«Ho visto una bambina venirmi incontro barcollando: aveva la gonna bruciata e le gambe che perdevano sangue. L’ho afferrata e affidata ad altre persone e mi sono precipitato all’interno della banca. Ho poi saputo che si chiamava Patrizia Pizzamiglio». La bambina di 15 anni è un’altra sopravvissuta alla strage di piazza Fontana del 12 dicembre 1969, a Milano: era lì con Enrico, il fratello di tre anni più piccolo, per pagare alcune bollette, mandati dai genitori che gestivano un’edicola poco lontano. Al fratellino che sognava di diventare un calciatore sarebbero stati amputati parte di un piede e alcune dita dell’altro. Patrizia avrebbe a lungo fatto i conti con le cure per le ustioni alle gambe.
Non sono loro i protagonisti di questa storia, ma l’uomo che ha messo al sicuro la bambina. Si chiamava Guglielmo Agnelli, aveva 56 anni ed era un affittuario agricolo. Abitava in via Rosmini, a Monza. E il giornalista del Cittadino Giancarlo Nava, pochi giorni dopo l’attentato alla Banca dell’agricoltura, era andato a trovarlo. “Sul collo, alla tempia destra e alla mano sinistra, porta ancora i cerotti che coprono le ferite, fortunatamente leggere, provocategli dal terribile scoppio – scrisse Nava sul Cittadino del 18 dicembre 1969 – Ma più ancora delle ferite, Agnelli risente ancora dello shock riportato”.

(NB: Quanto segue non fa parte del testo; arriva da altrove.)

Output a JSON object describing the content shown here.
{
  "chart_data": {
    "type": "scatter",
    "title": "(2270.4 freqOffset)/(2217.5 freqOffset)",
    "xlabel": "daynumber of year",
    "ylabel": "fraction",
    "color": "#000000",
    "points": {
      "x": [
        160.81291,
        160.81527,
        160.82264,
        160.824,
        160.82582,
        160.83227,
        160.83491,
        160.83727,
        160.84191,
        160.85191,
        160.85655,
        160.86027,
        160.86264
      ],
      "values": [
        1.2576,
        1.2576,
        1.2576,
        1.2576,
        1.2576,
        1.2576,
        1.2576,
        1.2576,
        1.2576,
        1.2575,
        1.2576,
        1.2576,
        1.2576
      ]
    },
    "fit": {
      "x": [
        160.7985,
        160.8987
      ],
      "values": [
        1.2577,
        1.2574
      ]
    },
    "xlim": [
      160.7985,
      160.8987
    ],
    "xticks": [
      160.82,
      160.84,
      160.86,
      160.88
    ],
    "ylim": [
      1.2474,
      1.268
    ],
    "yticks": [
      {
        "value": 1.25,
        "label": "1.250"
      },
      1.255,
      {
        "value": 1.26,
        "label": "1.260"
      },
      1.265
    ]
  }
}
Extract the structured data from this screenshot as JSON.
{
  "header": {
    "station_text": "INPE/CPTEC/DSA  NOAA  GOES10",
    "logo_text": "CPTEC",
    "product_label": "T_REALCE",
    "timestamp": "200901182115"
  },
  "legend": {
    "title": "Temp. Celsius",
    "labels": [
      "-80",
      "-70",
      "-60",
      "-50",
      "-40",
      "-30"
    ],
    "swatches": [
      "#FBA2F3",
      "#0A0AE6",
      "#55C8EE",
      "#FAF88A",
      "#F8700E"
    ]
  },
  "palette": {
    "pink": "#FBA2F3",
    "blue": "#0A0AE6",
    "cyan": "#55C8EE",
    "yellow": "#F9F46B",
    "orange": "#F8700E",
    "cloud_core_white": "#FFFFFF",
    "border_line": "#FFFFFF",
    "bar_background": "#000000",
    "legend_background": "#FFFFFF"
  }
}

LEGGI l’anniversario della strage e la vittima di Usmate
«È stata una cosa terribile, senza una ragione» ripeteva Agnelli in quei giorni, quando confidava ancora che giustizia sarebbe stata fatta e presto, come mai davvero accaduto. «Dopo aver sbrigato una commissione a Merate sono andato come ogni venerdì a Milano. Ero arrivato piuttosto tardi, saranno state le 16 circa» e cioè mezz’ora prima dell’esplosione della bomba. «Avevo una certa premura. Dovevo tra l’altro incontrare un fornitore di medicinali per bestiame e saldargli un conto». Per firmare l’assegno andarono diritti al grande tavolo al centro della banca: quello sotto il quale si trovavano sette chili di tritolo. «In quel mentre mi si è avvicinato Meroni (Dino, ndr), un altro mio amico che mi doveva dei soldi. Mi ha firmato un assegno e poi mi ha chiesto l’esatta ubicazione di un negozio di corso Buenos Aires». Agnelli non lo sapeva, ma uno sguardo fuori dalle vetrate della banca gli permisero di vedere un altro conoscente, il «professor Borgonovo, che sapevo a conoscenza del negozio».
I minuti corrono. Quanto sarà passato tra ingresso, le firme dei due assegni, le chiacchiere? Quanto basta per essere arrivati a una manciata di secondi dalle 16.37, l’istante dell’esplosione. Quando la lancetta dell’orologio scatta sul 7, il monzese è sulla porta della banca: «Mentre stavo per varcare l’uscita ho udito un enorme boato e sono stato investito da una ventata di aria calda e da una luce accecante. È stato un attimo e mi sono ritrovato sul tetto di un’auto. Il mio amico era invece finito sotto. Ho intuito subito trattarsi di una bomba, ma non riuscivo a rendermi conto di cosa fosse esattamente successo».
Poi Patrizia, quindi l’ingresso nella banca. «Una visione impressionante. Gente che si muoveva tra i lamenti, invocava aiuto, corpi inermi, straziati. Ho avuto uno smarrimento, la sensazione di essere solo in mezzo a quell’inferno e sono corso fuori, mentre incominciavano ad affluire soccorritori». La farmacia di via Larga in cui venne medicato, l’invito ad andare al Policlinico per farsi togliere alcune schegge dalle ferite. “Agnelli porterà i segni di una ferita inguaribile – scrisse Nava – sarà la visione di quell’orrenda scena”.
«Non ho fatto altro che pensare quanto successo – disse ancora il monzese scampato alla strage – La notte non riesco più a dormire e provo ancora i brividi se penso che sotto quel bancone, mentre firmavo l’assegno, chili di esplosivo stavano per provocare uno scempio di vite umane».